Interbody Fusion Strategies in Thoracic and Sacral Overlap Diseases


Introduction

The thoracolumbar junction is subject to unique biomechanical forces owing to its existence as a transition zone. The thoracic spine is relatively rigid, largely in part to the costovertebral joints as well as coronally oriented facet joints. In contrast, the lumbar spine is more flexible because there are no rib articulations and more sagittally oriented facet joints. Importantly, this relationship may change with aging, as mild to moderate disk degeneration typically increases segmental lumbar motion. However, severe disk degeneration is often accompanied by subchondral sclerosis, ankylosis, and osteophyte formation, which limit lumbar mobility, thus reducing the motion difference of the thoracolumbar spine. In addition, segmental lordosis decreases as the spine progresses toward the apex of kyphosis, underscoring its importance with regard to sagittal balance.

The lumbosacral junction is also subject to “overlap” disease. Historically, lumbosacral fusion has been associated with a high rate of pseudarthrosis. The advent of interbody fusion and the use of pelvic fixation, with either iliac screw fixation or sacral alar iliac screws (S2AI), has improved the rate of arthrodesis across the lumbosacral (LS) junction.

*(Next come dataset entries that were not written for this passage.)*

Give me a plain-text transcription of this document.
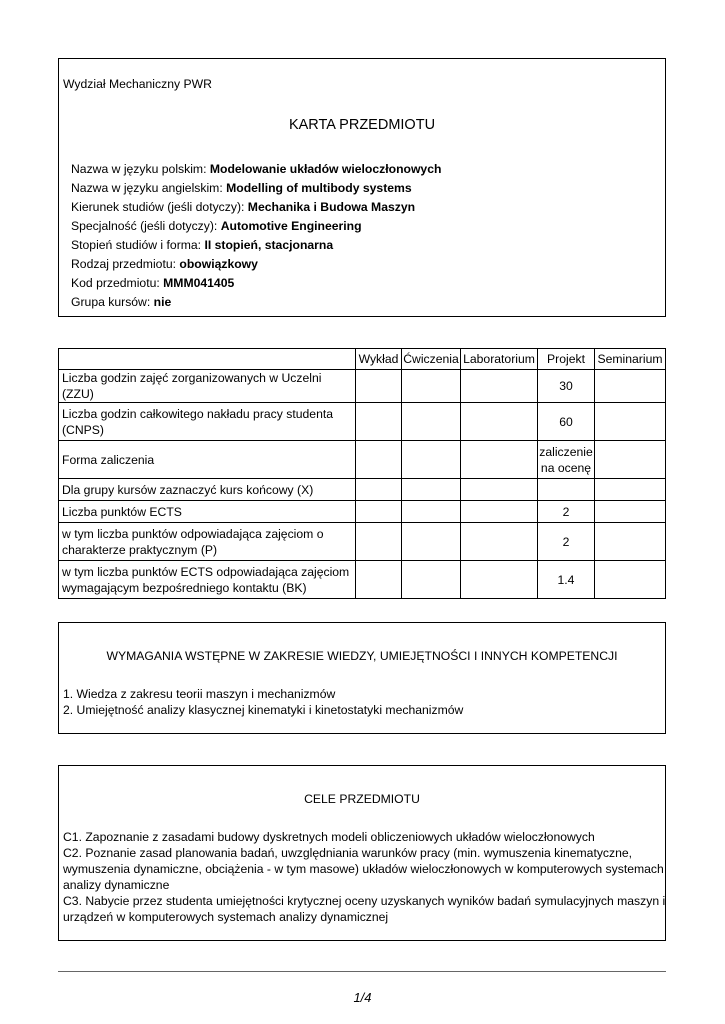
Wydział Mechaniczny PWR
KARTA PRZEDMIOTU
Nazwa w języku polskim: Modelowanie układów wieloczłonowych
Nazwa w języku angielskim: Modelling of multibody systems
Kierunek studiów (jeśli dotyczy): Mechanika i Budowa Maszyn
Specjalność (jeśli dotyczy): Automotive Engineering
Stopień studiów i forma: II stopień, stacjonarna
Rodzaj przedmiotu: obowiązkowy
Kod przedmiotu: MMM041405
Grupa kursów: nie
	Wykład	Ćwiczenia	Laboratorium	Projekt	Seminarium
Liczba godzin zajęć zorganizowanych w Uczelni (ZZU)				30	
Liczba godzin całkowitego nakładu pracy studenta
(CNPS)				60	
Forma zaliczenia				zaliczenie
na ocenę	
Dla grupy kursów zaznaczyć kurs końcowy (X)					
Liczba punktów ECTS				2	
w tym liczba punktów odpowiadająca zajęciom o
charakterze praktycznym (P)				2	
w tym liczba punktów ECTS odpowiadająca zajęciom
wymagającym bezpośredniego kontaktu (BK)				1.4	
WYMAGANIA WSTĘPNE W ZAKRESIE WIEDZY, UMIEJĘTNOŚCI I INNYCH KOMPETENCJI
1. Wiedza z zakresu teorii maszyn i mechanizmów
2. Umiejętność analizy klasycznej kinematyki i kinetostatyki mechanizmów
CELE PRZEDMIOTU
C1. Zapoznanie z zasadami budowy dyskretnych modeli obliczeniowych układów wieloczłonowych
C2. Poznanie zasad planowania badań, uwzględniania warunków pracy (min. wymuszenia kinematyczne,
wymuszenia dynamiczne, obciążenia - w tym masowe) układów wieloczłonowych w komputerowych systemach
analizy dynamiczne
C3. Nabycie przez studenta umiejętności krytycznej oceny uzyskanych wyników badań symulacyjnych maszyn i
urządzeń w komputerowych systemach analizy dynamicznej
1/4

Indications: Thoracolumbar Overlap Disease

Fusion

Bony fusion of this region is often required to maximize patient outcomes. The thoracolumbar junction is subject to higher biomechanical stresses that may lead to increased nonunion at region of the spine. As such, many surgeons support interbody devices to augment fusion rates.

Spondylolisthesis, although more common in the lumbar spine, is a common indication for instrumented fusion. Although the authors’ are unaware of any reports of interbody fusion rates at thoracolumbar junction owing to this pathology, lumbar interbody fusion rates have been shown to be equivalent or better than posterolateral fusion in the lumbar spine. By extrapolation, one may consider this technique to achieve similarly high bony fusion.

Tumor/Infection

Both tumor and infection may involve variable destruction of vertebral bodies and endplates. Malignancies, of which metastases are the most common, typically involve the vertebral bodies and spare the disk. Therefore, vertebral body cage constructs are more commonly needed than interbody cages. However, there may be isolated instances in which interbody cages are helpful if there is disk destruction with relative sparing of the body and endplates.

Spondylodiscitis is often amenable to interbody devices owing to anatomic involvement of this disease. Most commonly, the vertebral body becomes seeded via arterial spread and the disk subsequently is infected through local extension. Because of this, there is often significant disk space collapse, sclerotic endplate changes, and infected body, but with variable degrees of body destruction. If debridement of the collapsed disk space is all that is surgically needed, then an interbody device may be ideal both to restore vertebral body height and to assist in fusion.